Deloitte: Shale gas won't sideline LNG, conventional supplies
Natural gas from previously inaccessible shale formations has changed the global supply outlook. Development and production of these supplies won’t necessary make conventional or LNG uncompetitive, experts indicated during the Deloitte 2011 Energy Conference’s opening day on May 19.
OGJ Washington Editor
WASHINGTON, DC, May 20 -- Natural gas from previously inaccessible shale formations has changed the global supply outlook. Development and production of these supplies won’t necessary make conventional or LNG uncompetitive, experts indicated during the Deloitte 2011 Energy Conference’s opening day on May 19.
Attendees also were urged not to get caught up in euphoria over shale gas’s supply potential. Much more is involved than simply recovering it, said Marc S. Lipschultz, global head of energy and infrastructure at Kohlberg, Kravis, Roberts & Co. “Public perceptions absolutely are the front-end problem of this industry,” he observed, adding that it’s the industry’s responsibility to work with all stakeholders to assure that shale gas’s considerable potential is realized.
Rainer Seele, chairman of Wintershall Holding GMBH, said the German firm would continue to develop Russian gas supplies with OAO Gazprom and examine shale gas opportunities in Argentina. “Russia has abundant resources, export capacity, and competitive prices which will continue to make it a strong supplier of gas to Europe,” he said.
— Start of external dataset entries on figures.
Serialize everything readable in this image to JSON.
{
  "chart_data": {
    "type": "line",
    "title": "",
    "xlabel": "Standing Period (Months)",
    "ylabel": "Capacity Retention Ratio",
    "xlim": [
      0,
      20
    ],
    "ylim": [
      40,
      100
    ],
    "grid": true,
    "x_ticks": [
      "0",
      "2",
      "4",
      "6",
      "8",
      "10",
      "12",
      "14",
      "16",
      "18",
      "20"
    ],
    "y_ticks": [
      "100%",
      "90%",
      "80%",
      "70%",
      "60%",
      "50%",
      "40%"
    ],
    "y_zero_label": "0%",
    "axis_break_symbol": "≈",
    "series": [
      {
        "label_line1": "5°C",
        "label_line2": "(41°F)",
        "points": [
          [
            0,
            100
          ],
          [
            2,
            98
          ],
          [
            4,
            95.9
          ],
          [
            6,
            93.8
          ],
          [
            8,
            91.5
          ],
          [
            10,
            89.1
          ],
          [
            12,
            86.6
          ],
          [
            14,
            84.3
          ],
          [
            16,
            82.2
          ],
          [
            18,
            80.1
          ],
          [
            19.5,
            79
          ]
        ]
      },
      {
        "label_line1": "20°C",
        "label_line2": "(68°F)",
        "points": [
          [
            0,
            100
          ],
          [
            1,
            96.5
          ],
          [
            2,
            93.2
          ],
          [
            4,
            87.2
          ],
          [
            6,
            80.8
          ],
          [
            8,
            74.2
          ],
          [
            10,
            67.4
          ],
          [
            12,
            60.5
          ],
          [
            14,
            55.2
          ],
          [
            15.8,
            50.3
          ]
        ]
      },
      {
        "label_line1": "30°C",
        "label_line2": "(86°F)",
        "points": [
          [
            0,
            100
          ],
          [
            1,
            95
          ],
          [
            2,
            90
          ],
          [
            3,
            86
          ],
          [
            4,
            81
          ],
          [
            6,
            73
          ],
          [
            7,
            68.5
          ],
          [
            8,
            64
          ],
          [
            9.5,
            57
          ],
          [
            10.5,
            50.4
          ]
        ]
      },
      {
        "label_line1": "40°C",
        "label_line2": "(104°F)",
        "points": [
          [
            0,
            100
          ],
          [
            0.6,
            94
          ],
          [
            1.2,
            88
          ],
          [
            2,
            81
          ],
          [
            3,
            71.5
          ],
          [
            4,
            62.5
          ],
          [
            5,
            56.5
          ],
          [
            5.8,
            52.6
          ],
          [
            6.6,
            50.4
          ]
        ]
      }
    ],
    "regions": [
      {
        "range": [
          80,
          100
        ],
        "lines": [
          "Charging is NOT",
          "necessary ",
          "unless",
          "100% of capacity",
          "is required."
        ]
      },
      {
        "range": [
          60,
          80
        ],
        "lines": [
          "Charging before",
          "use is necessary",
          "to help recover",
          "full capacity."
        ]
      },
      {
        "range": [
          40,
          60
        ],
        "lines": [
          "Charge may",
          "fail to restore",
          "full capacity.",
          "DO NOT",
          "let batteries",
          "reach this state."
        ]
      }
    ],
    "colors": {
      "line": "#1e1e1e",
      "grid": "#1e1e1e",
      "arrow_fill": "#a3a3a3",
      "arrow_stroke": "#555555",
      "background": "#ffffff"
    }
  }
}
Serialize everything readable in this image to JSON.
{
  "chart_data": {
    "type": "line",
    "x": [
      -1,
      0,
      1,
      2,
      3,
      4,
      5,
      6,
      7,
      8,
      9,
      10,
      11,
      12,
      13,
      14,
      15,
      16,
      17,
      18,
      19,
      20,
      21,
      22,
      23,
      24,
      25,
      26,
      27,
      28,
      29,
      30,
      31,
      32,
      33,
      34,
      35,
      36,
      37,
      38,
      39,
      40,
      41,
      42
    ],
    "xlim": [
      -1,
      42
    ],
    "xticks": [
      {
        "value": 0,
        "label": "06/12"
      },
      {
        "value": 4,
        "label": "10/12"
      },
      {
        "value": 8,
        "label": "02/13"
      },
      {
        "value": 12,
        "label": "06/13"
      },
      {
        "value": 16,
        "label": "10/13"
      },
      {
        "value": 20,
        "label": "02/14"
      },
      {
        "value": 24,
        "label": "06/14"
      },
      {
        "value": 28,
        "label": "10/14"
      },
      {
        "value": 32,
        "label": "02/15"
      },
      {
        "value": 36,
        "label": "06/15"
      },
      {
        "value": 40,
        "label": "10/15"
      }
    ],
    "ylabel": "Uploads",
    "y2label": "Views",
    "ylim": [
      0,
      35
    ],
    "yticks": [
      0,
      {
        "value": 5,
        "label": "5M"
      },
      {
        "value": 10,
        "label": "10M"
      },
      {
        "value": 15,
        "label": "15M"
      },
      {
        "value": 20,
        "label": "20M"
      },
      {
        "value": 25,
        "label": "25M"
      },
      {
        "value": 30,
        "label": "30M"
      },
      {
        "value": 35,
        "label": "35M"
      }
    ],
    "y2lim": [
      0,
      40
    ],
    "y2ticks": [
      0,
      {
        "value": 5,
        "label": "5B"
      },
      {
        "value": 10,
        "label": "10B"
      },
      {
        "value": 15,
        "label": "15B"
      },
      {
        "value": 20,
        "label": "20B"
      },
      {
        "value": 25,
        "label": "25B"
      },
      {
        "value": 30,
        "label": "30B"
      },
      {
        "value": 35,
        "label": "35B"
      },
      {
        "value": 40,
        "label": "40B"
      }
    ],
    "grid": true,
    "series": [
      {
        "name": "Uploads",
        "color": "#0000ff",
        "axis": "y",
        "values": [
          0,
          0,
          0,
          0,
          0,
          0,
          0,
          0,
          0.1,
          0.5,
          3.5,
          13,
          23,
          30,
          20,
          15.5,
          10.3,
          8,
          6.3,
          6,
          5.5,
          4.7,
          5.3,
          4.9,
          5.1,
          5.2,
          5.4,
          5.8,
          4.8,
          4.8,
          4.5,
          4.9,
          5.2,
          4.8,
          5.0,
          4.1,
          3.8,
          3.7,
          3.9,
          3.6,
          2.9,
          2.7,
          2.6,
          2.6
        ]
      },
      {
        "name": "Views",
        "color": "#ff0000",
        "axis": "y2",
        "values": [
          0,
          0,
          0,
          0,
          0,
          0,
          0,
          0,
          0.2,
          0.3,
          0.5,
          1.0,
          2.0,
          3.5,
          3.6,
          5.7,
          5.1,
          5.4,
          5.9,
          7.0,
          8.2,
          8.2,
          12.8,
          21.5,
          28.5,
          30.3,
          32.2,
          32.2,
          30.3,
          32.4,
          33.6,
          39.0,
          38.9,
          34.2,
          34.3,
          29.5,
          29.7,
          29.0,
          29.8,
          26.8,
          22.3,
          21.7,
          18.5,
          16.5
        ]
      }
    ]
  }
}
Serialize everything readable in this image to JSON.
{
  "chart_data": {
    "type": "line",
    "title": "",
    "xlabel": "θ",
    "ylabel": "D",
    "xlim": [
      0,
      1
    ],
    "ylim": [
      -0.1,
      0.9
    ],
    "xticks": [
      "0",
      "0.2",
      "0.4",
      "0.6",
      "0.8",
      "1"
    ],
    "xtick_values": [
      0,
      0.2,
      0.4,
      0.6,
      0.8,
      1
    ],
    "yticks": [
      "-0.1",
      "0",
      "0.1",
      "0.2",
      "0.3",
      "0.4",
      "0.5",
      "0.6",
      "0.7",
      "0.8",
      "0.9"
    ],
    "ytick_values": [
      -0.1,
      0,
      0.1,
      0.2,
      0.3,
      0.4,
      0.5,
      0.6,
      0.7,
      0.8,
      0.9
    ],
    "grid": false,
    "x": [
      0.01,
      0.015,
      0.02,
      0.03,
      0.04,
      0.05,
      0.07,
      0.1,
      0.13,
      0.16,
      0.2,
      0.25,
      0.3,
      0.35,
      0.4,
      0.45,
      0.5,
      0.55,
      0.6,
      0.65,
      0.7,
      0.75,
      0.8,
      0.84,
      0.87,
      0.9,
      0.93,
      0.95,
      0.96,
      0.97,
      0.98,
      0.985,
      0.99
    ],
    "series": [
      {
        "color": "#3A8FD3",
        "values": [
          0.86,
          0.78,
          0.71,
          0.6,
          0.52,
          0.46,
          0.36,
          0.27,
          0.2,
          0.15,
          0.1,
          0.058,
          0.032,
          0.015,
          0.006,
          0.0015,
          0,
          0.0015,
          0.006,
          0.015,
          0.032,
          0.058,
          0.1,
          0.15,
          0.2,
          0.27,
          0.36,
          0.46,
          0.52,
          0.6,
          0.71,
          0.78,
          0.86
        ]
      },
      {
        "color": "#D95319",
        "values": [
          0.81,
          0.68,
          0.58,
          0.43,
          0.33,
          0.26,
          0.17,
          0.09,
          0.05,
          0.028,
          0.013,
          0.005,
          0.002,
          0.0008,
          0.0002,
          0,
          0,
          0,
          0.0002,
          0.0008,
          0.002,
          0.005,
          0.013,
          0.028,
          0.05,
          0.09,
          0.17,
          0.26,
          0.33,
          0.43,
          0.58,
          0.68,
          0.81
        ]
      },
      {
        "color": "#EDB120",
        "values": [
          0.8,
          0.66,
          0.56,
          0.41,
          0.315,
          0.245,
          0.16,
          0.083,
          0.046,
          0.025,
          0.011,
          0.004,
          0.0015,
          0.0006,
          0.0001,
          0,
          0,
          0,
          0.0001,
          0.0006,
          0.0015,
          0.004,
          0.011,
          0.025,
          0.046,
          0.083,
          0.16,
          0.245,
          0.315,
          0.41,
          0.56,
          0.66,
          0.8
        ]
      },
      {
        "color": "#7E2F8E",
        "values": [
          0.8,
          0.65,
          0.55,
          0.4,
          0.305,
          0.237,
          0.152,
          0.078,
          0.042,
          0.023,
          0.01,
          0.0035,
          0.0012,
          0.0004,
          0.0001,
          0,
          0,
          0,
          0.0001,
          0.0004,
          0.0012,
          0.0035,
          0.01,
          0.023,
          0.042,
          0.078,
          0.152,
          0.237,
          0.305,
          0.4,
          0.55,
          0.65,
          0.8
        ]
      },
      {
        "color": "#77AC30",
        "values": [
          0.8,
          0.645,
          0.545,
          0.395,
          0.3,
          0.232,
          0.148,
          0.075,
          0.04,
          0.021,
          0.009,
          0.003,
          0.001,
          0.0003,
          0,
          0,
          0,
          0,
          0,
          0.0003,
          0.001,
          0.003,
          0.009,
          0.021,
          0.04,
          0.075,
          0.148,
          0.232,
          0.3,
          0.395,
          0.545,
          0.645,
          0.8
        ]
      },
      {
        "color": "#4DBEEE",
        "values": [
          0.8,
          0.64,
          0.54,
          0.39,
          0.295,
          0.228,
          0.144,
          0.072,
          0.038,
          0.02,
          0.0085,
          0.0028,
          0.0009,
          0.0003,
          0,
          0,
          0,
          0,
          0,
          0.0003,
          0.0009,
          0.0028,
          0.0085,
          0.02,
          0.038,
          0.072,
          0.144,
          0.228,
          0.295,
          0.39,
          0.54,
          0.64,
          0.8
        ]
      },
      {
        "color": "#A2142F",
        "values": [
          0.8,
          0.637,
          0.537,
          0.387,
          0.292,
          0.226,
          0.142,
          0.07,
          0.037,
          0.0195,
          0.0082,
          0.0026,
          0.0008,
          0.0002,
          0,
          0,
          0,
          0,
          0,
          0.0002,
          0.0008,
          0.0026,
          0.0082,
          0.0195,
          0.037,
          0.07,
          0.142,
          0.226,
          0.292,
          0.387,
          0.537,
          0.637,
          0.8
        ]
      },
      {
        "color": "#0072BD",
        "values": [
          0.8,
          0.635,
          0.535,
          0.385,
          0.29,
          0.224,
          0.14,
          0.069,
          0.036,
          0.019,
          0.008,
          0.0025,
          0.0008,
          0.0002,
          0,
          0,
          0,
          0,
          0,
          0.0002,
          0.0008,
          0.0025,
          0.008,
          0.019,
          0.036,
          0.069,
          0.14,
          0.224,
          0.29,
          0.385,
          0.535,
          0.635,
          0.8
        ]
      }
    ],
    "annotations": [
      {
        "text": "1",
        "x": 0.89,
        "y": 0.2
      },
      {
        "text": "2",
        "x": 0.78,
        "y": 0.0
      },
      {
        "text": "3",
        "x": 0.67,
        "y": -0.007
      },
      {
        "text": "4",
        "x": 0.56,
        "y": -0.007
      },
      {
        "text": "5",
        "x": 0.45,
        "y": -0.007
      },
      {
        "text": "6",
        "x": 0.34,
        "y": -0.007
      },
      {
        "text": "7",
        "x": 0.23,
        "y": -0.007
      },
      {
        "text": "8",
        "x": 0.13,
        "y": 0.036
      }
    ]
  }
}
“I do not expect large-scale gas production in Europe this decade,” Seele continued. “The resources are less than in the US, the population density is greater, and the drilling and production costs are higher.” Others at the conference weren’t ready to dismiss Europe’s shale gas potential. Individual countries’ policies range from a moratorium in France to strong interest in Poland and elsewhere, they told OGJ.
US producers might find it very profitable to liquefy and export gas in the next decade, but not for much longer because overseas shale resources could still be developed, observed Gary Adams, vice-chairman of Deloitte’s US oil and gas practice. “Companies which operate in shale plays will need to be super-efficient,” he said during a press conference. “The ones which are focused only on gas will need to be lean and mean. Otherwise, they’ll be acquired or merged.”
Private financing’s role
Depressed US prices are hurting many producers’ cash flow, Lipschultz said. “Private financing can help bridge the gap and allow production from leases which otherwise might be deferred or formation of joint ventures to consolidate resources to improve economics,” he said. “The challenges we face will need to be solved by people sitting together to solve problems. You have spent your careers developing skills to produce oil and gas. We’ve spent ours learning how to mobilize capital and deploy it to maximize financial returns.”
Adams said Deloitte is preparing a North American gas market study, which it plans to release this summer. It examines economics under three scenarios: a base case in which demand and government policies return to pre-2008 recession patterns, a case in which climate change concerns lead governments to adopt carbon control policies, and a new “wastewater worry” scenario under which governments adopt stringent regulations in response to drinking water supply contamination concerns.
Preliminary indications are that US gas production costs would increase most under the carbon concern scenario, which could revive LNG imports, Adams told reporters. “As worldwide LNG production doubles in the next decade, more could be available to the US, which would help keep domestic prices down,” he said. Terminal owners may want to think twice before spending millions of dollars dismantling gasification systems for LNG imports and replacing them with liquefaction units for exports, added Joe Stanislaw, Deloitte’s independent senior advisor for energy and sustainability.
Seele said while Wintershall’s partnership with Gazprom continues to provide Germany with economically competitive supplies, he also supports the European Union’s strategy of building southern pipelines although geography poses significant construction challenges. “Market changes pose new challenges,” he observed. “The ability to maintain equal partnerships with the right technological investments will be the recipe for success.”